Sur l’écran, on voyait mon mari, Luc, entrer tranquillement. Mais il n’était pas seul. À ses côtés marchait une femme. Ils riaient, se touchaient, se comportaient comme si cet endroit leur appartenait. Il ignorait complètement qu’à cet instant chaque seconde était enregistrée.

Cette maison, je l’avais héritée de ma grand-mère il y a deux ans. Un petit refuge en bois au bord de l’eau, rempli de souvenirs de mon enfance. L’odeur des vieux livres, le parquet qui craque, les rideaux cousus par ma grand-mère. C’était un endroit presque sacré pour moi. Je n’y allais pas souvent — quatre heures de route — mais ce lieu restait mon refuge, mon passé, ma mémoire.
Et c’est précisément là que mon mari a décidé d’emmener sa maîtresse.
Le premier signal d’alerte est arrivé par hasard. Une voisine âgée m’a appelée un soir.
« Il y a un homme étrange sur votre terrain… il rit très fort », m’a-t-elle dit d’une voix hésitante. « Et je crois qu’il n’est pas seul. »
J’ai d’abord pensé à un cambriolage. La maison était vide la plupart du temps. J’ai donc installé plusieurs caméras discrètes : une près de l’entrée, une dans le salon, et une sur la vieille terrasse.
Je pensais sincèrement qu’elles ne serviraient jamais.
Deux semaines plus tard, alors que Luc était censé être en « voyage d’affaires », mon téléphone a vibré : mouvement détecté.
J’ai ouvert l’application.
Et tout s’est figé.
Sur l’écran, c’était lui.
Mon mari.
Dans ma maison.
Et à côté de lui, une femme.
Ils sont entrés comme des habitués. Elle riait doucement pendant qu’il posait son bras autour de ses épaules.
« Enfin seuls, ma chérie », a-t-il murmuré.
Elle a ensuite allumé une de mes bougies — celle que ma grand-mère avait ramenée d’Italie il y a des années. Puis ils ont ouvert une bouteille de vin et se sont installés sur le vieux canapé du salon.
Le canapé de ma grand-mère.
Celui où toute la famille s’asseyait autrefois.
Je regardais l’écran sans pleurer. Pas de cris. Pas de larmes. Juste un silence glacé dans ma tête.
La trahison ne frappe pas toujours avec fracas. Parfois, elle s’assoit simplement sur ton canapé… et se sert un verre de vin.
J’ai fermé l’application.
Et j’ai commencé à réfléchir.
Une semaine plus tard, Luc est rentré à la maison. Il prétendait être épuisé par une conférence qui, je le savais déjà, n’avait jamais existé. Il racontait ses réunions, ses discussions professionnelles, ses projets.

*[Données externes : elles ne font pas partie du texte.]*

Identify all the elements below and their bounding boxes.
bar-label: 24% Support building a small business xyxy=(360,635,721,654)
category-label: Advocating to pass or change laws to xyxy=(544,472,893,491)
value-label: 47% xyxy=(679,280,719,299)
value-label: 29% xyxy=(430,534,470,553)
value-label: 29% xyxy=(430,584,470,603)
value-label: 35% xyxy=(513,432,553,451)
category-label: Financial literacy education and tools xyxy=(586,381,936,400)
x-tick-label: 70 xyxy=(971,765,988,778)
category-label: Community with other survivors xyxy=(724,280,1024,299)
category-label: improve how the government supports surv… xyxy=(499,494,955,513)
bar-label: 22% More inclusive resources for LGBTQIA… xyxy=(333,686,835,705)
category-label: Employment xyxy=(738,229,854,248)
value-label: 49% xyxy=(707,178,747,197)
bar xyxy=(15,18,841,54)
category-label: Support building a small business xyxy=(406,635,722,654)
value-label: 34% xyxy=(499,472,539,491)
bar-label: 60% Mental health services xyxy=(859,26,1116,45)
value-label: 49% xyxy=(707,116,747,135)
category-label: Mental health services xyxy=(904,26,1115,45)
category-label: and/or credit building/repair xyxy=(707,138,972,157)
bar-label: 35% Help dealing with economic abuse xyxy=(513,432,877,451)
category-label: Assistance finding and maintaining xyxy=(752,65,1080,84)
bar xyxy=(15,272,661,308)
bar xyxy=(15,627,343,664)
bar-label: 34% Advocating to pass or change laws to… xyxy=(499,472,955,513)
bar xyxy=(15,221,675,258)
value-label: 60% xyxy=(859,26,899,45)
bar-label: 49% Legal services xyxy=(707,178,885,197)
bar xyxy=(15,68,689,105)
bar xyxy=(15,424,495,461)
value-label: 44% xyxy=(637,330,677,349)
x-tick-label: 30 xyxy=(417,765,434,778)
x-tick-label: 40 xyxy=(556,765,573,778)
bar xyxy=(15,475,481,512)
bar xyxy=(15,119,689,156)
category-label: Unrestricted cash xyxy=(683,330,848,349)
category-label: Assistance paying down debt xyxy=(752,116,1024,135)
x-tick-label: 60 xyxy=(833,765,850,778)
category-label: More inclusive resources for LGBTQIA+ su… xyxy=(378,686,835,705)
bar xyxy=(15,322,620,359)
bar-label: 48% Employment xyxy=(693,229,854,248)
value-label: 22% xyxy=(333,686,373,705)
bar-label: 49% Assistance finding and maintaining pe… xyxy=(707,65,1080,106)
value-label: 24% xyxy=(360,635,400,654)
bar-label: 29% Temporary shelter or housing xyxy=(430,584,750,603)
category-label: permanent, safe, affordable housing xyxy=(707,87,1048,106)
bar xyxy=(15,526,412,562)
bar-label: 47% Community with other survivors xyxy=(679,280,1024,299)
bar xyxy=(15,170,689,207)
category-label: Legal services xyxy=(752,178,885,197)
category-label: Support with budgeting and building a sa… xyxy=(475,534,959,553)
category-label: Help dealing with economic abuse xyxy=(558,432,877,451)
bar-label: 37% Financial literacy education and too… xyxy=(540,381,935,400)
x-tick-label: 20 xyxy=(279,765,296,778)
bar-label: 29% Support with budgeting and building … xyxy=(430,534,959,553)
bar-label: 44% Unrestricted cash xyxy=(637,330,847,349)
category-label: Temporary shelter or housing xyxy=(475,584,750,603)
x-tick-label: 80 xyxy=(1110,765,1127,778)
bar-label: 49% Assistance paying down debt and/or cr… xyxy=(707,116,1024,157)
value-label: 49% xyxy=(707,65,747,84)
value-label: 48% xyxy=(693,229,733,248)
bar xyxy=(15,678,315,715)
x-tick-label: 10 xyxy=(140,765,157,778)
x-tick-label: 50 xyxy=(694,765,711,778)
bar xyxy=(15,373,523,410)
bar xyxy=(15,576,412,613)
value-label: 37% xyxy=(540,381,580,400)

Je l’écoutais calmement. Je souriais même.
Chaque mot qu’il prononçait se brisait contre la vérité que je possédais déjà.
Quelques jours après, j’ai fait une proposition.
« Et si on passait un week-end au lac ? Juste nous deux. Sans téléphone, sans travail. »
Il a accepté immédiatement.
« Excellente idée », a-t-il répondu. « Ça fait une éternité qu’on n’y est pas allés. »
Ironie cruelle.
La route a duré quatre heures. Pendant tout le trajet, il parlait de notre avenir, de nos projets, de notre couple.
Lorsqu’on est arrivés, il est sorti de la voiture avec un sourire tranquille.
Mais ce sourire a disparu en quelques secondes.
Parce qu’à l’intérieur de la maison, sur la table du salon, il y avait un ordinateur portable.
Et sur l’écran… une vidéo en pause.
Le salon. La bougie allumée. La bouteille de vin.
Et lui.
Avec la femme qu’il appelait « ma chérie ».
Il ne savait pas encore ce qui allait se passer dans la minute suivante.
Mais une chose était déjà certaine.
Parfois, il n’y a pas besoin de cris, ni de vengeance spectaculaire.
Parfois, il suffit simplement d’appuyer sur « lecture ».